Much of her article is focused on the food security challenge posed by population growth. She says:
Voiced or not, addressed or not, the problem of overpopulation has not gone away. The miracle of the Green Revolution, which fed billions and provided the world a sense of limitless hope, also disguised four ominous truths about Earth’s limits. First, the revolution’s most effective agents, chemical fertilizers of nitrogen and phosphorus, are destined to run out, along with the natural resources used to produce them. Second the fertilizers, pesticides, and herbicides that grew the food that enabled our enormous population growth in the 20th Century bore expensive downstream costs in the form of polluted land, water and air that now threaten life.
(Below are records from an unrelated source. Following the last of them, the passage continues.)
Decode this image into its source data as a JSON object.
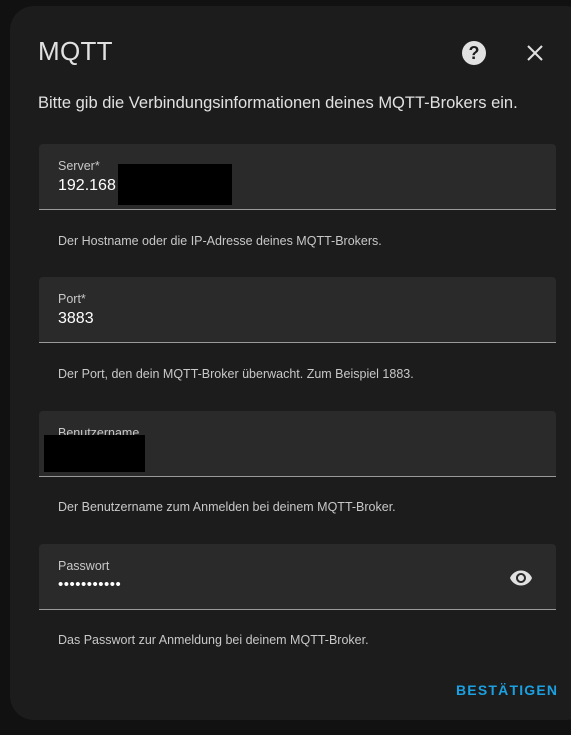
{
  "dialog": {
    "title": "MQTT",
    "subtitle": "Bitte gib die Verbindungsinformationen deines MQTT-Brokers ein.",
    "help_icon": "help-circle-icon",
    "close_icon": "close-icon"
  },
  "fields": {
    "server": {
      "label": "Server*",
      "value": "192.168",
      "helper": "Der Hostname oder die IP-Adresse deines MQTT-Brokers."
    },
    "port": {
      "label": "Port*",
      "value": "3883",
      "helper": "Der Port, den dein MQTT-Broker überwacht. Zum Beispiel 1883."
    },
    "username": {
      "label": "Benutzername",
      "value": "",
      "helper": "Der Benutzername zum Anmelden bei deinem MQTT-Broker."
    },
    "password": {
      "label": "Passwort",
      "value": "•••••••••••",
      "helper": "Das Passwort zur Anmeldung bei deinem MQTT-Broker.",
      "toggle_icon": "eye-icon"
    }
  },
  "actions": {
    "confirm_label": "BESTÄTIGEN"
  },
  "colors": {
    "accent": "#1ba0e2",
    "dialog_background": "#1c1c1c",
    "field_background": "#2a2a2a"
  }
}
Third, crop yields today are stubbornly stable and even beginning to fall in some places, despite increasing fertilizer use, in soils oversaturated with nitrogen.
The Green Revolution’s duplicitous harvest–giving life with one hand, robbing life-support with the other, also mask a fourth ominous truth. We’re running out of topsoil…
In addition to family planning, Whitty sees poverty reduction and female empowerment as critical to addressing the population crisis. She says:
Whether we are a world of 8, 9.1 or 10.5 billion people in 2050 will be decided in no small part by the number of illiterate women on Earth. Of the more than 1 in 10 people who can’t read or write today, two-thirds are female. Locate them, and you’ll find an uncannily accurate roadmap of societal strife–of civil wars, foreign wars, the wars against equality ingrained in patriarchal and caste systems.
Citing the Philippines, she notes, however, that “The best family plans, the best intentions of any woman, can be waylaid by her government, since politics control fertility with god-like powers.” She also faults the disruptive impact of the global “gag rule” on U.S. providers of international family planning assistance, saying that it resulted in “a whole generation of unplanned Bush babies.”
Later this week, the world will observe the 40th Earth Day. This article should be required reading for all those who are concerned about the future of the planet and the future welfare of humanity itself. In her conclusion, Whitty focuses on the challenge posed by resource scarcity and limits to growth, and the need to achieve a more equitable distribution of the world’s resources. She says:
The paradox embedded in our future is that the fastest way to slow our populating growth is to reduce poverty, yet the fastest way to run out of resources is to increase wealth. The trial ahead is to strike the delicate compromise: between fewer people, and more people with fewer needs…all within a new economy geared toward sustainability.
That’s an Earth Day message worth pondering.